8. Controlling a job
POST https://cloud.gate.ac.uk/api/job/{jobID}/control
This URL is the interface through which you can start a fully-configured job, stop a running job, resume a job that has been suspended by the system, or reset a completed job so it can be re-run.
Request format
XML | JSON |
<control> <action>{value}</action> </control> | { "action":"{value}", } |
Supported actions
Action | Valid state | Effect |
start | READY | Start a job running |
resume | SUSPENDED | Resume a job that was suspended by the system due to insufficient credit |
stop | RUNNING | Abort a running job. Any running tasks will be aborted and pending tasks will be cancelled. Results from completed tasks will be available to download. |
reset | COMPLETED | Reset a completed job to allow it to be run again. If the job has an associated setup price, this will be charged again. Any supplementary files from the previous run of the job will be deleted by the reset and will no longer be available to download, but the job's result data bundle will not be deleted - you must delete it yourself when it is no longer required, and will be charged a monthly storage fee until it is deleted. |
If the request is successful, a 204 (no content) HTTP response is returned.
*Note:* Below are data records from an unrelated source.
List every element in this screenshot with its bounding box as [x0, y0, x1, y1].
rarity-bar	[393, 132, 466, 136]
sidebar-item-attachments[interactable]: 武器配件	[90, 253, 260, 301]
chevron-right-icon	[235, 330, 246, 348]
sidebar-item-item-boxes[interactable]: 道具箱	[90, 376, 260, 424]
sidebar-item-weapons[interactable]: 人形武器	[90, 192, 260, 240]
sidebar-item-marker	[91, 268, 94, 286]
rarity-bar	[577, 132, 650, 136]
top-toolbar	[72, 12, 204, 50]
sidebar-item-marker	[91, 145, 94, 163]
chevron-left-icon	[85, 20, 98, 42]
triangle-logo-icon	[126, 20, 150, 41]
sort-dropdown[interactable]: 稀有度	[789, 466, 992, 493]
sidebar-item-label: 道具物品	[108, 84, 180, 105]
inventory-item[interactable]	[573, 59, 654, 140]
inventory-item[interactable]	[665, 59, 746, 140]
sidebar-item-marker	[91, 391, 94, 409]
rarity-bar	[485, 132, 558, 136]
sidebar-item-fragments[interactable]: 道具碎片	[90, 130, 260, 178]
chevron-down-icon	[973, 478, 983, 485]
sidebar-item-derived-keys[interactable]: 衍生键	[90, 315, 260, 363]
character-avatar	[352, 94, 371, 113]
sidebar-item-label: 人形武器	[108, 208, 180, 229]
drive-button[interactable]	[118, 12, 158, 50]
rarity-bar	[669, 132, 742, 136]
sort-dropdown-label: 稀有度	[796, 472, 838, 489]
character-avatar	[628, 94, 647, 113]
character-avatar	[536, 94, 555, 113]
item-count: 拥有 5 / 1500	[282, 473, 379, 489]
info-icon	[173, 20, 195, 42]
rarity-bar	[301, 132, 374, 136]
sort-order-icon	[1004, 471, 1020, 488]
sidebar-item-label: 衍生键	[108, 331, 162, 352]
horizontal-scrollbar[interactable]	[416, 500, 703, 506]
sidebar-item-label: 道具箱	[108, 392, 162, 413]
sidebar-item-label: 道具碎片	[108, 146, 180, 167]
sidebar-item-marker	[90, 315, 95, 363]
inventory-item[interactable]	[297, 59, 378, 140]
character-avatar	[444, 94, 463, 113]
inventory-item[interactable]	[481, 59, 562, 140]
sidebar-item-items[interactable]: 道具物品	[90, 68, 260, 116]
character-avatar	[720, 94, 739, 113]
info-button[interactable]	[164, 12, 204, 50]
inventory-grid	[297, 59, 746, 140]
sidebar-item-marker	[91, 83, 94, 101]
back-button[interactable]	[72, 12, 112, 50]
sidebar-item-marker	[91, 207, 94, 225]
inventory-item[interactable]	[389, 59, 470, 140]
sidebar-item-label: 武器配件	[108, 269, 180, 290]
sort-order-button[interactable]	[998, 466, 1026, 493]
9. Monitoring a running job
GET https://cloud.gate.ac.uk/api/job/{jobID}/log
Fetch log messages generated by the given job.
Query string parameters
Log messages are timestamped, and you can use the from and to query parameters to restrict the date/time range of messages retrieved. These parameters are ISO8601-format date and time strings, assumed to be UTC if no timezone is included. For example:
https://cloud.gate.ac.uk/api/job/15/log?from=2012-09-01T10:00:00&to=2012-09-01T12:00:00
Note that as + in URL encoding denotes a space, you will need to use %2B to encode the plus sign used to signify time zones east of UTC, for example:
https://cloud.gate.ac.uk/api/job/15/log?from=2012-09-01T10:00:00%2B02:00
Response format
XML | JSON |
<log> <entry date='{timestamp}'>Log message</entry> ... </log> | [ { "date":"{timestamp}", "message":"Log message" }, ... ] |
Log entries are returned in reverse chronological order, with the most recent message first.
10. Downloading results
Once a job is complete you will need to download its output files. Unless you have configured the job to use your own S3 bucket for output, the job's results will be converted into a data bundle. To download them you should use the data management API via the URL given by the resultBundle property returned when you query the job's details after it is complete. Note that if your GATE Cloud account is overdrawn beyond your credit limit you will not be able to download your results until you have made a payment.
Additional files such as an overall summary report may be available to download separately:
GET https://cloud.gate.ac.uk/api/job/{jobID}/reports
List the additional report files available for this job
Response format
XML | JSON |
<reports> <report>{URL}</report> ... </reports> | ["{URL}", ...] |
To download individual supplementary files, simply make a GET request to the URL returned in the listing. You must follow any HTTP redirects resulting from the initial request.